De même le caractère insolite de la démarche de Freud dans cette étude, n’est-il pas motivé par une crainte inconsciente de même nature que celle que Freud n’a pu décrire dans le comportement d’évitement du primitif devant la défloration ?
Manifestement nous sommes de nouveau en présence de défenses d’ordre phobique. Si l’origine de cette crainte est à relier d’abord à l’angoisse de castration que soulève ici le désir inconscient de défloration dans sa dimension œdipienne et contre-œdipienne incestueuse, à un autre niveau plus profond il s’agit des craintes inconscientes archaïques qui alimentent cette horreur de la femme que symbolise le mythe antique de la Méduse.

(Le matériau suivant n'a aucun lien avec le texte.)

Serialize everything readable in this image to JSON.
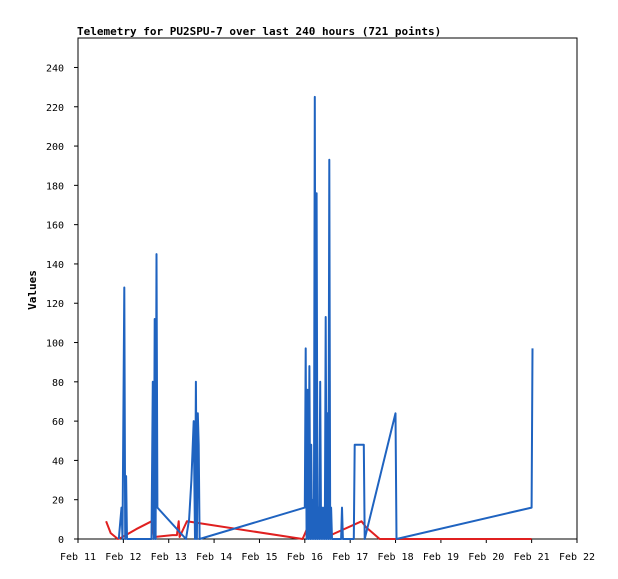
{
  "chart_data": {
    "type": "line",
    "title": "Telemetry for PU2SPU-7 over last 240 hours (721 points)",
    "xlabel": "",
    "ylabel": "Values",
    "x_ticks": [
      "Feb 11",
      "Feb 12",
      "Feb 13",
      "Feb 14",
      "Feb 15",
      "Feb 16",
      "Feb 17",
      "Feb 18",
      "Feb 19",
      "Feb 20",
      "Feb 21",
      "Feb 22"
    ],
    "y_ticks": [
      0,
      20,
      40,
      60,
      80,
      100,
      120,
      140,
      160,
      180,
      200,
      220,
      240
    ],
    "xlim": [
      0,
      11
    ],
    "ylim": [
      0,
      255
    ],
    "grid": false,
    "legend": "none",
    "series": [
      {
        "color": "#e02020",
        "points": [
          [
            0.62,
            9
          ],
          [
            0.72,
            3
          ],
          [
            0.88,
            0
          ],
          [
            0.98,
            1
          ],
          [
            1.28,
            5
          ],
          [
            1.62,
            9
          ],
          [
            1.68,
            1
          ],
          [
            2.08,
            2
          ],
          [
            2.18,
            2
          ],
          [
            2.22,
            9
          ],
          [
            2.24,
            1
          ],
          [
            2.4,
            9
          ],
          [
            4.95,
            0
          ],
          [
            5.1,
            8
          ],
          [
            5.25,
            3
          ],
          [
            5.35,
            9
          ],
          [
            5.45,
            8
          ],
          [
            5.48,
            1
          ],
          [
            6.25,
            9
          ],
          [
            6.35,
            6
          ],
          [
            6.65,
            0
          ],
          [
            10.0,
            0
          ]
        ]
      },
      {
        "color": "#1f63c0",
        "points": [
          [
            0.9,
            0
          ],
          [
            0.96,
            16
          ],
          [
            0.98,
            0
          ],
          [
            1.02,
            128
          ],
          [
            1.04,
            0
          ],
          [
            1.06,
            32
          ],
          [
            1.08,
            0
          ],
          [
            1.62,
            0
          ],
          [
            1.65,
            80
          ],
          [
            1.67,
            0
          ],
          [
            1.69,
            112
          ],
          [
            1.71,
            0
          ],
          [
            1.73,
            145
          ],
          [
            1.75,
            16
          ],
          [
            2.38,
            0
          ],
          [
            2.45,
            10
          ],
          [
            2.5,
            30
          ],
          [
            2.55,
            60
          ],
          [
            2.58,
            0
          ],
          [
            2.6,
            80
          ],
          [
            2.62,
            0
          ],
          [
            2.64,
            64
          ],
          [
            2.66,
            48
          ],
          [
            2.68,
            0
          ],
          [
            5.0,
            16
          ],
          [
            5.02,
            97
          ],
          [
            5.04,
            0
          ],
          [
            5.06,
            76
          ],
          [
            5.08,
            0
          ],
          [
            5.1,
            88
          ],
          [
            5.12,
            0
          ],
          [
            5.14,
            48
          ],
          [
            5.16,
            0
          ],
          [
            5.18,
            20
          ],
          [
            5.2,
            0
          ],
          [
            5.22,
            225
          ],
          [
            5.24,
            0
          ],
          [
            5.26,
            176
          ],
          [
            5.28,
            0
          ],
          [
            5.3,
            16
          ],
          [
            5.32,
            0
          ],
          [
            5.34,
            80
          ],
          [
            5.36,
            0
          ],
          [
            5.38,
            16
          ],
          [
            5.4,
            0
          ],
          [
            5.42,
            16
          ],
          [
            5.44,
            0
          ],
          [
            5.46,
            113
          ],
          [
            5.48,
            0
          ],
          [
            5.5,
            64
          ],
          [
            5.52,
            0
          ],
          [
            5.54,
            193
          ],
          [
            5.56,
            0
          ],
          [
            5.58,
            16
          ],
          [
            5.6,
            0
          ],
          [
            5.8,
            0
          ],
          [
            5.82,
            16
          ],
          [
            5.84,
            0
          ],
          [
            6.08,
            0
          ],
          [
            6.1,
            48
          ],
          [
            6.3,
            48
          ],
          [
            6.32,
            0
          ],
          [
            7.0,
            64
          ],
          [
            7.02,
            0
          ],
          [
            10.0,
            16
          ],
          [
            10.02,
            97
          ]
        ]
      }
    ]
  }
}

Nous nous retrouvons donc ainsi très éloignés des simples problèmes de technique psychanalytique. En nous penchant sur le ressort essentiel de celle-ci c’est-à-dire sur le contre-transfert du psychanalyste, nous découvrons que peut s’élaborer chez lui, en contrepoint de celui de ses patients, un roman analytique. Cela à partir d’un inconscient qui se révèle tout aussi choquant que le leur. Au gré du jeu infini de la pulsion et de ses défenses, on peut voir se construire et se déconstruire la trame même de ce roman, sur lequel le temps n’a pas de prise.